We were excited to recently discover the art of David Matesi on Instagram. David creates beautiful hand forged metal work. We asked him to tell us about how he came to learn and love this type of old-world craftsmanship.
David is a 48 year-old father living, watching, learning, and loving life. He raised all three of his children (ages 26, 18, and 16) while mostly working as a carpenter. “My kids are beautiful beings in their own unique and amazing ways,” brags David. David says he first developed an interest in metal material in his teens while walking and roaming industrial “No Man’s Lands” in and around Minneapolis, Minnesota where he came of age. This was during the hay day of the 80’s punk scene, a movement that deeply inspired him. David was always fascinated with the stark and lonely abandoned post-industrial wastelands that littered the shores of the Mississippi River near the twin cities. While exploring these areas he discovered interesting pieces of scrap metal that captured his imagination. “Damaged, distorted, rusted, and bent to hell and back, the scrap to me seemed as worthy as sculpture as far as I was concerned,” he recalls. He found himself dragging his findings back to his home, never quite sure what he might do with it. He says he found the materials too beautiful to just leave there for oblivion to engulf forever. While not knowing what use he would eventually conceive of for the “found art”, he simply admired its beauty.
When David discovered the world of welding and blacksmithing several years ago, he was excited to have the skill to begin working with the wonderful medium of found and new metal. He took some formal classes in welding so that he could get the hang of structural fabrication. But as a blacksmith, he is mostly self-taught. He explains, “Here and there I have spent some time with other smiths, but mostly I have simply explored the craft on my own. I am still such a novice and have much to learn, but I have so much fun and am always fascinated by the medium of hot metal.”
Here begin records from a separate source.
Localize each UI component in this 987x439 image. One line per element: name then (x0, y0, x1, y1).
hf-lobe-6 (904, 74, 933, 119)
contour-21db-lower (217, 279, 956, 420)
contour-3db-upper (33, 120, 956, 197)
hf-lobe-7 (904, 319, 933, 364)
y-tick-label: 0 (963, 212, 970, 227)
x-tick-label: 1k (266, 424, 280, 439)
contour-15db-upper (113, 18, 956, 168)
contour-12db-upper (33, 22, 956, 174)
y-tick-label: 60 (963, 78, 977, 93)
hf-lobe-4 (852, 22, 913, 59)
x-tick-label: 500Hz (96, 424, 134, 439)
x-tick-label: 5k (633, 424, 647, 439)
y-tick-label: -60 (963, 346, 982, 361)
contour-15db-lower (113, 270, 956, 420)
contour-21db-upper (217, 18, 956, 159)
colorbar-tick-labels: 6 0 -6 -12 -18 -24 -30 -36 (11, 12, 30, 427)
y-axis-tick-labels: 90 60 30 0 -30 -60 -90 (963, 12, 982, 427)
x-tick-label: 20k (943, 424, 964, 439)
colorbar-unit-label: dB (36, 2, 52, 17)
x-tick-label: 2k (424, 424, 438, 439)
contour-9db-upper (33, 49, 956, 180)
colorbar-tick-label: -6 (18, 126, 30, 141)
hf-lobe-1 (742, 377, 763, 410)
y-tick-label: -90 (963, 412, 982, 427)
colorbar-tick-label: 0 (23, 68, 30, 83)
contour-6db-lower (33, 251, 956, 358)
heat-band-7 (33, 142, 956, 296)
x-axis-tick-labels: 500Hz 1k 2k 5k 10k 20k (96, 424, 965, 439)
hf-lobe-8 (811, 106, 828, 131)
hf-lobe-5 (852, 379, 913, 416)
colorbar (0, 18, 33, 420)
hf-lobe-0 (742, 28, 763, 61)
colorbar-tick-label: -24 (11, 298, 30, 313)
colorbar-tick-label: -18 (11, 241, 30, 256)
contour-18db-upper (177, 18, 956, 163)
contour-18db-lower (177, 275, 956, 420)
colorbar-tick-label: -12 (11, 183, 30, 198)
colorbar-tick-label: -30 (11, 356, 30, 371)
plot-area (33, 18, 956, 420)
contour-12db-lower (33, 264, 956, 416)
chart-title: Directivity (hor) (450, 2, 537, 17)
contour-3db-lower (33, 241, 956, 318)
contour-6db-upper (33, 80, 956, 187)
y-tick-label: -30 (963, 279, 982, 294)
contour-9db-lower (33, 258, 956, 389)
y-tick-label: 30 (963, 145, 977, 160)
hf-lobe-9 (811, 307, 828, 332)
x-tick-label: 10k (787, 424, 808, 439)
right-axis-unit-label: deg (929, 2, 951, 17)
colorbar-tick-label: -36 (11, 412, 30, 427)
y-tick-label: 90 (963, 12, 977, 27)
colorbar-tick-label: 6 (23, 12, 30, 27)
David says he has retained his fascination with found metal to this day, and it’s often the source of inspiration for new art works. The first two sculptures he created after acquiring a welding machine were both from found metal. One was a lunar goddess made from an old cast iron sewing machine he found in the forested mountains of northern Vermont. The other was a primal lunar piece constructed from old plowing or harrowing “tines” from the early 20th century farms around Vermont.
One group of unusual objects that fascinates the artist is old iron farm wheels he’s found in his local area. “To say they are common here in the North East may be an overstatement,” David says, “but they are something one can find if one knows where to look. I had a lot of fun creating at least two end tables from old wheels, and have quite a pile in my barn to explore new designs.”
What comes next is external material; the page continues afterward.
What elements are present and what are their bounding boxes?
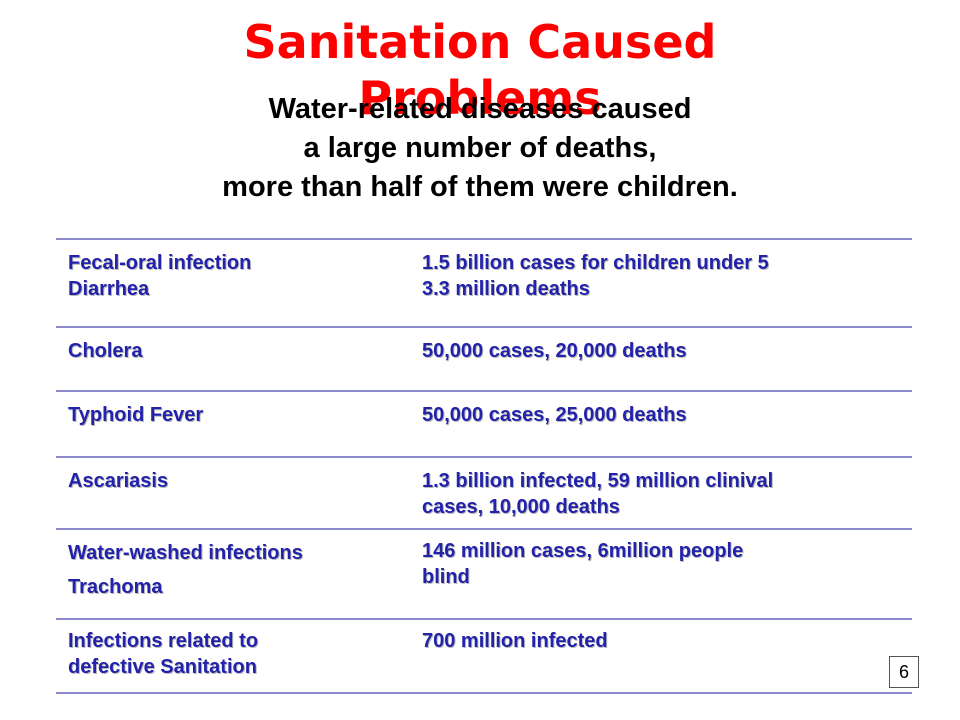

When he began to explore blacksmithing, David found interest in creating works that were both beautiful and functional. He had seen an image of a handle on a mason jar and became obsessed with trying to figure out how to forge a removable steel handle for a Ball jar. It took him several days to dial in the nuances of the metal and glass combination, but he eventually untangled the mystery. These handles have by far been the most successful product he’s marketed. He is currently in the process of designing elements with which to embellish the handles.
David currently finds himself at the beginning of a new chapter of his life roaming the deserts of northern New Mexico. He is looking forward to finding inspiration in this mysterious and expansive region of the Southwest. We at Phantom Sway look forward to seeing how his new environment influences his future works of art!